<ソチ五輪スノーボード 女子パラレル大回転銀メダル 竹内智春(31)>

 自国開催の大イベントがなければ、五輪とは無縁だったかもしれません。中学2年の14歳のとき98年長野五輪をテレビ観戦。スケートの清水宏保さん、ジャンプの原田雅彦さんの金メダルに感動しました。重圧の中で、活躍する選手の感覚はどうなんだろう。それが知りたくてスノーボードの本格強化を決意しました。

 翌年の中学3年の夏はニュージーランドの海外キャンプに初参加。冬には全日本選手権に初出場。高校1年ではW杯代表にも選ばれました。そして高校3年の02年ソルトレークシティー五輪に初出場。長野開催で五輪に行きたいと強い思いがわき上がったからこそ、4年後の五輪出場につながりました。

 五輪には出られましたが、メダルは見えません。当時は日本人では世界で対等に戦えないことが常識でした。06年トリノ五輪も9位。日本にいたままでは世界で勝てない。単身でスイスに渡る決意をしました。月から金曜まで代表と練習。土日はホームステイ先でベビーシッターなど家事を手伝う日々。多忙でしたが、自分の成長を実感できたので楽しくて仕方がありませんでした。

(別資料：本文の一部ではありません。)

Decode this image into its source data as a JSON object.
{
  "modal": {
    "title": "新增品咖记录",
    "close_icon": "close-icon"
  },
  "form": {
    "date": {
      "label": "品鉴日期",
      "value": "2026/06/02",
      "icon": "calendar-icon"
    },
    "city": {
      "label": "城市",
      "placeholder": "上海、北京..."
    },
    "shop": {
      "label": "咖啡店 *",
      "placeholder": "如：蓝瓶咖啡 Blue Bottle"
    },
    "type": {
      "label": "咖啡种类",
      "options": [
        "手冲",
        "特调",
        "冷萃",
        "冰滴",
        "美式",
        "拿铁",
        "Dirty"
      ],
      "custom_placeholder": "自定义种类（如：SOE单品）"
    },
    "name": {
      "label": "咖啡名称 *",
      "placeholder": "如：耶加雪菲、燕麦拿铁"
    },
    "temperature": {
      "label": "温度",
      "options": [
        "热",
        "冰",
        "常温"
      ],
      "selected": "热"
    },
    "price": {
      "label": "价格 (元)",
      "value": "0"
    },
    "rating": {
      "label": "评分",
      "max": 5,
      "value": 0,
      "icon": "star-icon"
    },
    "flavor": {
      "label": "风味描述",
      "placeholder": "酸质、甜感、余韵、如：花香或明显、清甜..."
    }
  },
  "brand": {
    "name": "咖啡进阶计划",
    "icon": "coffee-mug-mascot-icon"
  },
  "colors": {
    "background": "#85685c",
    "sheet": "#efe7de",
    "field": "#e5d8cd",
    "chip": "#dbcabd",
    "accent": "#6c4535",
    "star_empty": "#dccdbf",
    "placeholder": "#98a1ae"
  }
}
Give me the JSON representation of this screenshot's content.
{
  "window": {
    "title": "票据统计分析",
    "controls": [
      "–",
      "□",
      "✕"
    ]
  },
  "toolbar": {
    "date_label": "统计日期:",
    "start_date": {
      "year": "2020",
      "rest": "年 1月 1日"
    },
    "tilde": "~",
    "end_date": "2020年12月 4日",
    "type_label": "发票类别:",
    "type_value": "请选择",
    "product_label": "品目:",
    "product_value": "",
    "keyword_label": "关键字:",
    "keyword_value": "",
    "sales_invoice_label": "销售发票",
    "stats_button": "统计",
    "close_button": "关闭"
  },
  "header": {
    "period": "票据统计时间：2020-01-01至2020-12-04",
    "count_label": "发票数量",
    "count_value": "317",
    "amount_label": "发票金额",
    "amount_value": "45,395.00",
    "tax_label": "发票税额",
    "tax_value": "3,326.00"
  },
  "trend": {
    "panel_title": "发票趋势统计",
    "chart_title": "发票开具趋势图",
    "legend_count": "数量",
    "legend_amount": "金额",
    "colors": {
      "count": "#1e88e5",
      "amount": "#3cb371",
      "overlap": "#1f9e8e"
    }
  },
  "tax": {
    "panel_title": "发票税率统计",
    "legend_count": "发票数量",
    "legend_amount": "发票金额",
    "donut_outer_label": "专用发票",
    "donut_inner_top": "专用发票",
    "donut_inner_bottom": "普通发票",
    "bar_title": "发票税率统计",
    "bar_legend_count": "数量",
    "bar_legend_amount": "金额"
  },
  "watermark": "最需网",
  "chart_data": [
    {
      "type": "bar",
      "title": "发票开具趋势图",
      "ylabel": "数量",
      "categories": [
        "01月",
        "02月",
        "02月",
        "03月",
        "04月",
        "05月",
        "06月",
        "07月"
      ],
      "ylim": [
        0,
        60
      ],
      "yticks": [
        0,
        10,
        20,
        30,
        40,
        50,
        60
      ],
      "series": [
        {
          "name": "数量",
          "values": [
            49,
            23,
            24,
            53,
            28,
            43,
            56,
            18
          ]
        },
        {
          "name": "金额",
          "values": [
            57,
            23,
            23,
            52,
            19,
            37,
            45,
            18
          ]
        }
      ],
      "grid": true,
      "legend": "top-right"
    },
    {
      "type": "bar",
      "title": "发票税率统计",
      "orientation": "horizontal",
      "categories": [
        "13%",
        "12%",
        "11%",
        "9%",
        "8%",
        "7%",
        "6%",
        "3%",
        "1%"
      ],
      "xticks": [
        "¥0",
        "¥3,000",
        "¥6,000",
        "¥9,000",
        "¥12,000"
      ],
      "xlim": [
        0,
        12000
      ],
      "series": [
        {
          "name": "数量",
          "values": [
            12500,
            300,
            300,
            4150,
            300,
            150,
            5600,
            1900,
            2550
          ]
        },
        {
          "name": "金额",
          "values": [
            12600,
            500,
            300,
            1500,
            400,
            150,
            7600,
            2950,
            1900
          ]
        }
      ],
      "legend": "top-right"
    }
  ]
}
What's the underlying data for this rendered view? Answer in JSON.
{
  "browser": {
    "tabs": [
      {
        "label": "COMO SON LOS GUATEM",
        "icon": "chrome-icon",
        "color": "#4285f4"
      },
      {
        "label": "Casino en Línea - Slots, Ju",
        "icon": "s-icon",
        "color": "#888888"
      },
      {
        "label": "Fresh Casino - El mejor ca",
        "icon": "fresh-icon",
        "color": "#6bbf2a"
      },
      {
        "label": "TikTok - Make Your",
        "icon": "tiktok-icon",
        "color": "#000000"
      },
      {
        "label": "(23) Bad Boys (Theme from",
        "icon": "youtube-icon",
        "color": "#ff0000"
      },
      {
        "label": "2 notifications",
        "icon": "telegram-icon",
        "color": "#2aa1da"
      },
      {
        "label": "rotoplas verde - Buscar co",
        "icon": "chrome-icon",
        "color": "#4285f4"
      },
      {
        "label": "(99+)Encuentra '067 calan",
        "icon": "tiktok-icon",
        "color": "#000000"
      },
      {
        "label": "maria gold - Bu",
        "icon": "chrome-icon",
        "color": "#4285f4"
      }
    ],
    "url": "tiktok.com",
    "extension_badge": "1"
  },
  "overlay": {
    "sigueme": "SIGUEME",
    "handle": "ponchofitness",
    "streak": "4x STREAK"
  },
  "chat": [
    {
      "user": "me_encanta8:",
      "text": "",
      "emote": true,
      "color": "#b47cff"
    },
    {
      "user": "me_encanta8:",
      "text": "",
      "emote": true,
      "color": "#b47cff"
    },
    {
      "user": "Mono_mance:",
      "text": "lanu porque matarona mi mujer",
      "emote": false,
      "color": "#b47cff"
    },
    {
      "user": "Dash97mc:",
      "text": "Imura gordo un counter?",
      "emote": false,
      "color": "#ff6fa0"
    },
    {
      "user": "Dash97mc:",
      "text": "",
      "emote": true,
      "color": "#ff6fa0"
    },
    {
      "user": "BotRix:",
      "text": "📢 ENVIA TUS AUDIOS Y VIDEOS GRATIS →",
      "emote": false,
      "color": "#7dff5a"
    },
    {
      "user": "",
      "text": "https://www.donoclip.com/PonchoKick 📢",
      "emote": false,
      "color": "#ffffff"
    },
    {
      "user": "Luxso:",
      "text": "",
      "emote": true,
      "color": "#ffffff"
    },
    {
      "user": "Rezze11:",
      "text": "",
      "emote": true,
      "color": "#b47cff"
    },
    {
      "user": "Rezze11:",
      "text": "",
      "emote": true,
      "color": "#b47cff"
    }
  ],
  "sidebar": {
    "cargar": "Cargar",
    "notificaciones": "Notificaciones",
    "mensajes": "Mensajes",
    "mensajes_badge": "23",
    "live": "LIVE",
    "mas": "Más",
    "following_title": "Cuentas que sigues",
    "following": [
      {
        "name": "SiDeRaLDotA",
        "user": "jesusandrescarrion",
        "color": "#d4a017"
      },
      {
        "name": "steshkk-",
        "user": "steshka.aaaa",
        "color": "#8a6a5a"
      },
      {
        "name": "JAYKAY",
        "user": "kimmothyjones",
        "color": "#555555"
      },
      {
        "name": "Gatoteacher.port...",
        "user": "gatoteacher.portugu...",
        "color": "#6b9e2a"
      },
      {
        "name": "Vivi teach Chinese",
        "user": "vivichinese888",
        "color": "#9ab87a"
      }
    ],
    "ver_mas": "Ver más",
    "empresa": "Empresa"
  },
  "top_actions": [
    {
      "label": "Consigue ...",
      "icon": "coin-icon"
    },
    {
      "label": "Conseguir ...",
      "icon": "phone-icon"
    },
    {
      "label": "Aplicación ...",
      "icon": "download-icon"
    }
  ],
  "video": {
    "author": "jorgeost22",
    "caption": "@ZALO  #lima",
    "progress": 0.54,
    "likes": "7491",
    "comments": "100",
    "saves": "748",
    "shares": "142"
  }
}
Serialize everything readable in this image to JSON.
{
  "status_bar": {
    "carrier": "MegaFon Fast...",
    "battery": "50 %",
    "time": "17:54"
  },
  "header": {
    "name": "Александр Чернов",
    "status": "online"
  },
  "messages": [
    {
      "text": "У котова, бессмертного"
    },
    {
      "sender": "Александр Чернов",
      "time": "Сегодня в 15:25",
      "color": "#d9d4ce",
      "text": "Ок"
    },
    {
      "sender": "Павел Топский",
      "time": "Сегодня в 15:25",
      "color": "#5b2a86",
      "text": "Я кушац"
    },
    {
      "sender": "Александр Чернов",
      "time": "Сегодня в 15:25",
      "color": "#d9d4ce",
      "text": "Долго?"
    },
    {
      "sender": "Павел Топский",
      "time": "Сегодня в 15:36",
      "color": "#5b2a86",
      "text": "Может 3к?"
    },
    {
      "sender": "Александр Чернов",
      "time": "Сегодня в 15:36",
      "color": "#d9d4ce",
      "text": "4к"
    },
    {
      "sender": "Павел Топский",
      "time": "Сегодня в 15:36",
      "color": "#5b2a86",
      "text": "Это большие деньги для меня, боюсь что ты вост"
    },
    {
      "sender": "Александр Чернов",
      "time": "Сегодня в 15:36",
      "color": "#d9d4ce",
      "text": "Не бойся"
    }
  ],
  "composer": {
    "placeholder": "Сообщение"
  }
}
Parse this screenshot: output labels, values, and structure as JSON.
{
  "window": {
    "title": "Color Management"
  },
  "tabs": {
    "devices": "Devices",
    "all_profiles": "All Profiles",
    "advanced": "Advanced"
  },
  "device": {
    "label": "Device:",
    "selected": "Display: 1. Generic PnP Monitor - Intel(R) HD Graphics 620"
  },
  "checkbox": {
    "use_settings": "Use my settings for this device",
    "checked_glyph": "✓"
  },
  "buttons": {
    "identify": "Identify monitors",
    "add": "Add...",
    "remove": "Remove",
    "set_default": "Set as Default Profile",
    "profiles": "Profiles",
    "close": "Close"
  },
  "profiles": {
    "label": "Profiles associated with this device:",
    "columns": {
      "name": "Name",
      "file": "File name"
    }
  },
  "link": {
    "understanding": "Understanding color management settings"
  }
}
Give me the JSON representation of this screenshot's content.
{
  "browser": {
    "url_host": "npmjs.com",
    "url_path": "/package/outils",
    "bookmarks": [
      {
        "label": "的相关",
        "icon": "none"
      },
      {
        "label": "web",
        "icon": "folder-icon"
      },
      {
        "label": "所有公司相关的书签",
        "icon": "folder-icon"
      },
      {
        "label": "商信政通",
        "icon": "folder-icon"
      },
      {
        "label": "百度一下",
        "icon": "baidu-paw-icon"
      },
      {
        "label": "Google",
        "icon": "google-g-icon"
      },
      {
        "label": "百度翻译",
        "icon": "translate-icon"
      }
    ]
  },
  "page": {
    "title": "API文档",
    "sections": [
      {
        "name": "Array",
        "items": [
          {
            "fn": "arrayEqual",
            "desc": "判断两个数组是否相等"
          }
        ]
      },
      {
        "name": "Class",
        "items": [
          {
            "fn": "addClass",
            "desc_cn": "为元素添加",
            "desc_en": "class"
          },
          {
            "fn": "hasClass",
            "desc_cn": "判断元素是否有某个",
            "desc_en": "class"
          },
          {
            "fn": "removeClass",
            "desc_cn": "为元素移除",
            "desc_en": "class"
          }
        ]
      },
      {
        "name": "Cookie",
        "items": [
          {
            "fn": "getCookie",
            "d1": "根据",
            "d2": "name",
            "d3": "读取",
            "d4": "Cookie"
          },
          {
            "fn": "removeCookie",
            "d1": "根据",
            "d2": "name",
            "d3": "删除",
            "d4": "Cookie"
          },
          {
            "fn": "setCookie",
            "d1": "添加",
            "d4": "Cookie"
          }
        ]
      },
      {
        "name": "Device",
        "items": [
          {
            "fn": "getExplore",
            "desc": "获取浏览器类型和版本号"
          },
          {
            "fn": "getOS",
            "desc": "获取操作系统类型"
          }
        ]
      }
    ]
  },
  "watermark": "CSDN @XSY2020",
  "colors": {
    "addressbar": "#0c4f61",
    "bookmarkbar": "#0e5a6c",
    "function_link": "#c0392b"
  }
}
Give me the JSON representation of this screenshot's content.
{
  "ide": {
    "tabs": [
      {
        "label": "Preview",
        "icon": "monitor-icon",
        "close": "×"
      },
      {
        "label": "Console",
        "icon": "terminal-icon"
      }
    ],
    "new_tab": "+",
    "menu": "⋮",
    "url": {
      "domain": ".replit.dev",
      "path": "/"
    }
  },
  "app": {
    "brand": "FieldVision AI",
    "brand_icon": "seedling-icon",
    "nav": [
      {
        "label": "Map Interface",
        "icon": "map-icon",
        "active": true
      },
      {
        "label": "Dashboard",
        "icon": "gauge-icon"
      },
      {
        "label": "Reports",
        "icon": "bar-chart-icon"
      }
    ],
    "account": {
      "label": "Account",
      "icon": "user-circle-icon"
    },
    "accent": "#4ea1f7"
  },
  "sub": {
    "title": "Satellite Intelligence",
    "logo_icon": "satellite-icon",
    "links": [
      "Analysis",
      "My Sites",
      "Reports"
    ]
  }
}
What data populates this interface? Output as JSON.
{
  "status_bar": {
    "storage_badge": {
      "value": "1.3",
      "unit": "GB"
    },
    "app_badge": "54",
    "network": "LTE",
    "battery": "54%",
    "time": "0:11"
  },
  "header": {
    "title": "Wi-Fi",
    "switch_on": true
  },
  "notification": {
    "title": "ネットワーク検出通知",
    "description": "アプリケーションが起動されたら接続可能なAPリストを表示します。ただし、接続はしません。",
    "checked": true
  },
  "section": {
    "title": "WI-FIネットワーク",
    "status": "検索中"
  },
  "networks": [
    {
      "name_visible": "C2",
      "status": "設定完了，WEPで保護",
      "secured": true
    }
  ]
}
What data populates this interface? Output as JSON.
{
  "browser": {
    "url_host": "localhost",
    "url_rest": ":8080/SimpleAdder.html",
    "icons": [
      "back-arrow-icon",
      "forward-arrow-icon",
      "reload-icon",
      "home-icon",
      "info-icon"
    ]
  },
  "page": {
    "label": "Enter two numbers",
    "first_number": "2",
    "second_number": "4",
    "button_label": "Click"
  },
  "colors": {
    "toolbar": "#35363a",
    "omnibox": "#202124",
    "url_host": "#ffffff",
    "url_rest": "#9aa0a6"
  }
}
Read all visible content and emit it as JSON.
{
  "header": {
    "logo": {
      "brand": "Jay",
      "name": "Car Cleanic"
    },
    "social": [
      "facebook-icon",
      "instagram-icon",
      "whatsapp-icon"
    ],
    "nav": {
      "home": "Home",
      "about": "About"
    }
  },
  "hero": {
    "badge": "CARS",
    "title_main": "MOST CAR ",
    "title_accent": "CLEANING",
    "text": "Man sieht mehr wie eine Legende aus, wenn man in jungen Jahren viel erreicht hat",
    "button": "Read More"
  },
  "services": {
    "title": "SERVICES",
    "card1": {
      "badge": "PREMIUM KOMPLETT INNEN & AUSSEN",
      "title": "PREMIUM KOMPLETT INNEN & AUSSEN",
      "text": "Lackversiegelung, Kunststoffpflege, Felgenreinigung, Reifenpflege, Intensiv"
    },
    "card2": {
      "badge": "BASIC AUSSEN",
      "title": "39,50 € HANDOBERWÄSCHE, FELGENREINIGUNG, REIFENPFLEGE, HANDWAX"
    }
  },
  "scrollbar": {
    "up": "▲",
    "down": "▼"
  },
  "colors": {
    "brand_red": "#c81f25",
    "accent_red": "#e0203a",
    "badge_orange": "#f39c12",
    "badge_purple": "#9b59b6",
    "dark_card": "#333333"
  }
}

 欧州は競技環境に恵まれ、コーチング能力のレベルも高い。日本との差は今も歴然としています。だから、日本の環境が物足りないと思う選手はどんどん海外に出るべきです。アルペンスキーで活躍した佐々木明選手、皆川賢太郎選手も海外に拠点を置きました。競技は違いますが、今時の人のテニスの錦織圭選手も「米国産」。わたしも世界のトップクラスの滑りを間近で体感してきたことが、メダル獲得に役立ったことは間違いありません。

 東京五輪・パラリンピックの2年前に平昌五輪が開かれます。競技の認知度を高めるためにも、次は金メダルしかありません。22日からは世界選手権(オーストリア)があります。今後もさまざまな困難はあると思いますが、競技が楽しい、好きとの気持ちがあれば、何でも乗り越えられると思っています。東京を目指す選手たちも最初の「楽しい、好き」との気持ちを大切にしてほしいです。(2015年01月21日東京本社版掲載)

【注】年齢、記録などは本紙掲載時。